BU, kamunun iç borçları hakkında yazdığım üçüncü ve şimdilik son yazı. Gerekirse bu konuya tekrar döneriz.
Önce, çıkan yazıları bir özetini sunayım. Devlet maliyesi, bir ‘emme basma’ tulumba gibi çalışır. Parayı halktan alır, halka dağıtır. Dağıtım, halk için hizmet üretmeyi ve halk yararı için yatırım yapmayı da kapsar. Yoksa devlet, sıraya girmiş halka, kese içinde para dağıtmaz. (Bazan onu da yapar ama neyse konuyu dağıtmayalım.) Toplanan vergiler ve sair gelirler, kamu giderlerini karşılamazsa, devlet borç alır. Dünyadaki tüm devletler borçludur. Devlet borçlarının çok büyük bir kısmı da ‘iç borç’tur. Yani o ülke halkından alınan ödünçlerdir. İç borçların, dış borçlardan farkı, dış borçların borçlusu vatandaşlar, alacaklısı yabancılar iken; iç borçların borçlusunun da alacaklısının da ‘vatandaşlar’ olmasıdır. Bu sebeple, devletin iç borçlarının gelecek nesiller tarafından ödeneceği ifadesi mantıken yanlıştır. Unutmayın! Gelecek nesiller hem borçlu, hem de alacaklıdır.
* * *
Devlet bütçesinin üç temel fonksiyonu vardır. 1. Devletin yapacağı cari ve yatırım harcamalarına kaynak bulmak.2. Vergi politikalarıyla ekonomiyi yönlendirmek.3.Milli geliri, tekrar dağıtıma tabi tutmak. Devlet, vergi yerine iç borç alarak ve iç borca faiz ve anapara geri ödemesi yaparak milli geliri ‘tekrar dağıtıma tabi tutar’. Burada dikkat etmesi gereken husus, devletin aldığı borçlarla, halk için ne yaptığı ve bu borçlara ne kadar ‘reel faiz’ ödediğidir. Milli gelir büyüme yüzdesinden daha yüksek reel faiz ödenirse, milli gelirin tekrar dağılımında, devlet adaletsizlik yapmış olur. Tersi doğruysa, daha ádil bir milli gelir dağılımı elde edilmiş olunur. Dış borçların alacaklısı, o ülkenin halkı olmadığı için, kamunun (ve özel sektörün) dış borçlarının, o ülkenin gelecek nesilleri tarafından ödeneceği ifadesi doğrudur. Máli piyasaların gidgide küreselleştiği günümüzde, ‘iç borç-dış borç’ veya ‘özel borç-kamu borcu’ ayırımı yapmak kolay değildir.
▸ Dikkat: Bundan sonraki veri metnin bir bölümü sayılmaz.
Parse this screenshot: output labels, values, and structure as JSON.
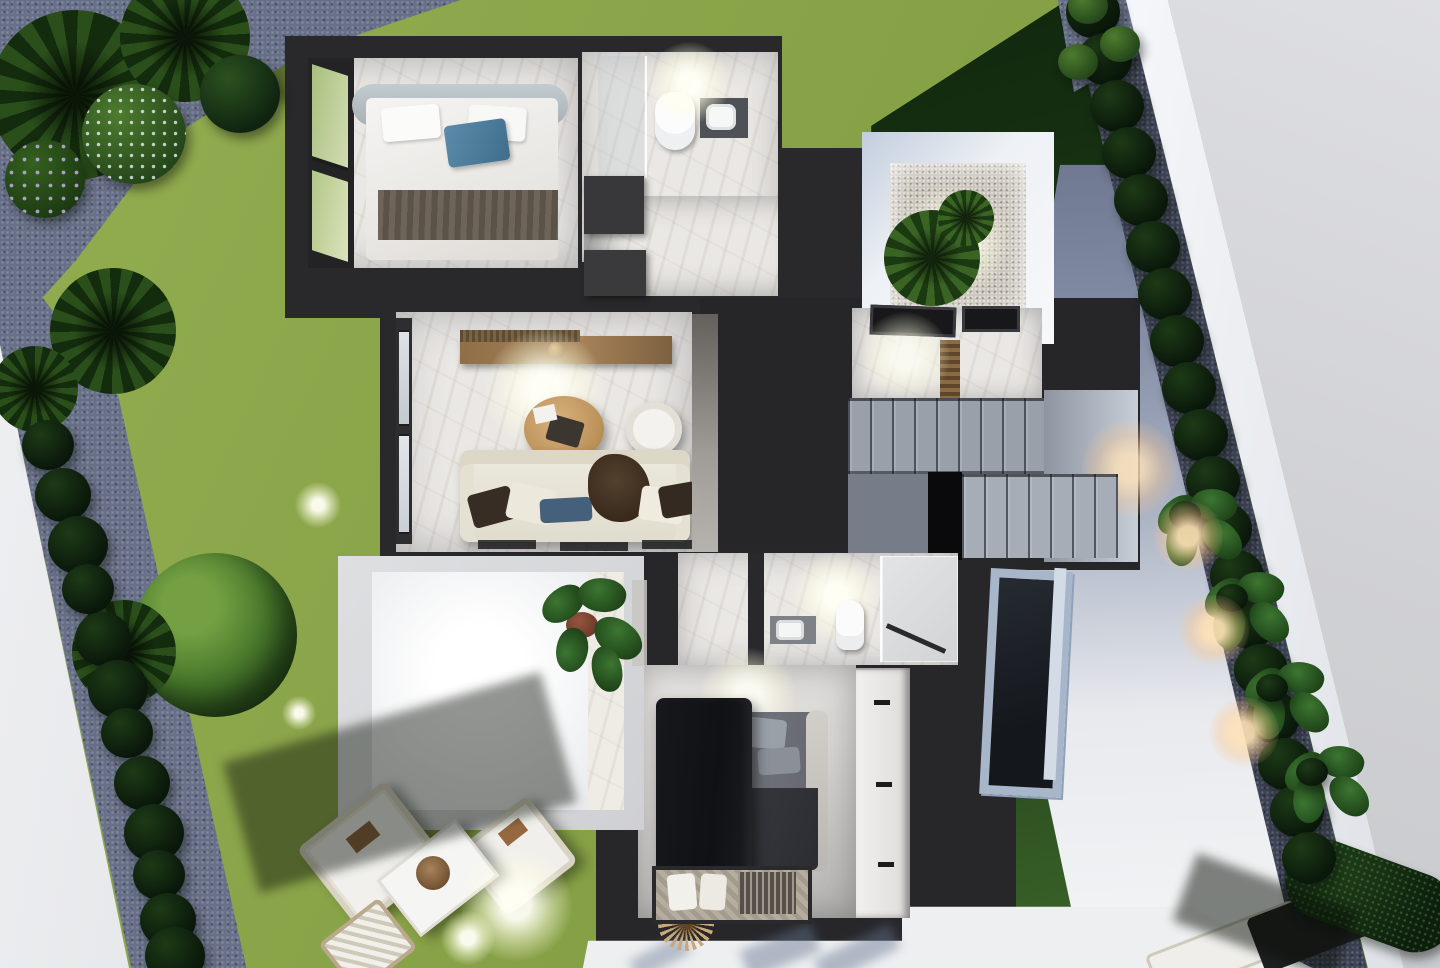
{
  "meta": {
    "title": "Aerial 3D cutaway floor plan render — modern villa, upper floor at dusk",
    "view": "top-down dollhouse",
    "time_of_day": "dusk with interior lights on"
  },
  "palette": {
    "lawn": "#88a247",
    "lawn_shadow": "#162e12",
    "wall_dark": "#29292b",
    "floor_marble": "#eae8e4",
    "gravel_blue": "#687089",
    "sidewalk": "#e9eaec",
    "street": "#d2d3d6",
    "boundary_wall": "#f3f5f8",
    "walkway_shadow": "#7d86a0",
    "stair_gray": "#99a0aa",
    "wood_console": "#9c7a50",
    "wood_table": "#c79e68",
    "sofa_cream": "#e7e3d8",
    "pillow_blue": "#45617c",
    "bed_pillow_blue": "#4e7d9c",
    "canopy_dark": "#141519",
    "plant_green": "#2e5d2b",
    "glow_warm": "#ffd9a8",
    "glow_cool": "#ffffff"
  },
  "building": {
    "rooms": [
      {
        "id": "bedroom-1",
        "name": "Bedroom 1",
        "features": [
          "double bed with white duvet",
          "blue accent pillow",
          "gray throw",
          "corner glass wall"
        ]
      },
      {
        "id": "bathroom-1",
        "name": "Bathroom 1",
        "features": [
          "walk-in shower",
          "wall-hung toilet",
          "washbasin on dark counter"
        ]
      },
      {
        "id": "hallway",
        "name": "Hallway",
        "features": [
          "built-in dark cabinets",
          "marble floor"
        ]
      },
      {
        "id": "living-room",
        "name": "Living room",
        "features": [
          "cream sofa with cushions",
          "round wood coffee table",
          "hanging egg chair",
          "wood TV sideboard",
          "floor-to-ceiling windows"
        ]
      },
      {
        "id": "stairwell",
        "name": "Staircase",
        "features": [
          "two flights",
          "intermediate landing",
          "open void",
          "skylights",
          "wood slat railing"
        ]
      },
      {
        "id": "courtyard",
        "name": "Light-well courtyard",
        "features": [
          "gravel bed",
          "tropical plant",
          "cove lighting"
        ]
      },
      {
        "id": "bathroom-2",
        "name": "Bathroom 2",
        "features": [
          "glass shower enclosure",
          "toilet",
          "vanity with basin"
        ]
      },
      {
        "id": "bedroom-2",
        "name": "Bedroom 2",
        "features": [
          "bed with dark bedding",
          "dark curtain canopy",
          "patterned rug with cushions",
          "wardrobe with drawer handles"
        ]
      },
      {
        "id": "roof-terrace",
        "name": "Lower roof terrace",
        "features": [
          "potted fiddle-leaf plant",
          "bright rooflight"
        ]
      }
    ]
  },
  "garden": {
    "areas": [
      "front lawn with palm shadows",
      "palm cluster with flowering shrubs",
      "curved blue-gravel path",
      "perimeter sidewalk",
      "shrub border rows",
      "white boundary wall",
      "side walkway with uplights",
      "clipped hedge",
      "rear patio"
    ],
    "furniture": [
      "two outdoor lounge sofas",
      "outdoor coffee table with rope basket",
      "striped sun lounger",
      "patio dining set with dried-grass centerpiece",
      "corner daybed"
    ],
    "lights": [
      "garden spike lights (cool)",
      "walkway uplights (warm)"
    ]
  }
}
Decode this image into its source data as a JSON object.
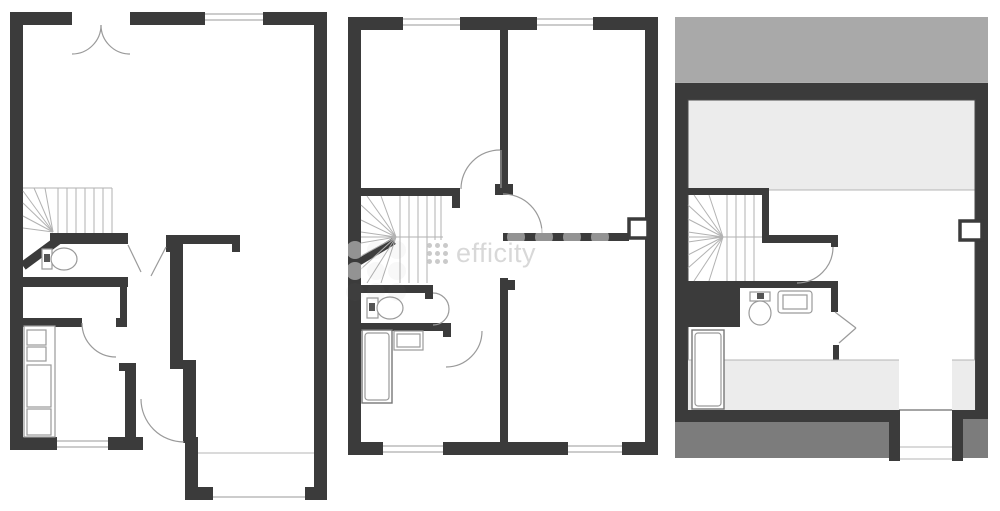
{
  "watermark": {
    "brand": "efficity",
    "logo": "efficity-dots-logo"
  },
  "colors": {
    "background": "#ffffff",
    "wall": "#3b3b3b",
    "roof_light": "#a9a9a9",
    "roof_dark": "#7c7c7c",
    "low_ceiling": "#ececec",
    "line": "#9a9a9a",
    "stair_line": "#b2b2b2",
    "watermark_text": "#d8d8d8",
    "watermark_dot": "#cacaca"
  },
  "plans": [
    {
      "id": "ground-floor",
      "features": [
        "entrance-double-door",
        "living-room",
        "winder-staircase",
        "wc-toilet",
        "kitchen-counter",
        "hallway",
        "rear-annex",
        "windows"
      ]
    },
    {
      "id": "first-floor",
      "features": [
        "bedroom-front-left",
        "bedroom-front-right",
        "winder-staircase",
        "wc-toilet",
        "bedroom-back",
        "bed",
        "side-table",
        "flue",
        "windows"
      ]
    },
    {
      "id": "top-floor",
      "features": [
        "sloped-roof-bands",
        "low-ceiling-zones",
        "winder-staircase",
        "shower-room-toilet-sink",
        "bed",
        "flue",
        "dormer-opening"
      ]
    }
  ]
}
Ama borçlanma politikasını değerlendirmek bakımından, yapılabilecek kaba hesaplamalar yeterlidir.
* * *
Sosyal güvenlik sistemlerinin açıklarının, teknik olarak bir ‘iç borç stokuna’ tekabül ettiğini söylemiştik. İşin çarpıcı yanı, bu iç borç stokunun alacaklılarının, ellerinde ‘devlet iç borçlanma senedi bulunmayanlar’ olmasıdır. Burada bir defa daha siyasi hatta dini olayların gerisinde, sosyal sınıflar arasında bir milli gelir paylaşımı kavgasının yattığını görüyoruz. Devletin, zenginlere yaptığı faiz ödemeleri düşerken, sosyal güvenlik sistemi açıklarının büyümesi, ‘devletin, milli geliri tekrar dağıtıma tabi tutma işlevinin yönünün değiştiğine’ işarettir.
Son Söz: Büyük pencereden bakınca, hiç bir şey tesadüf değildir.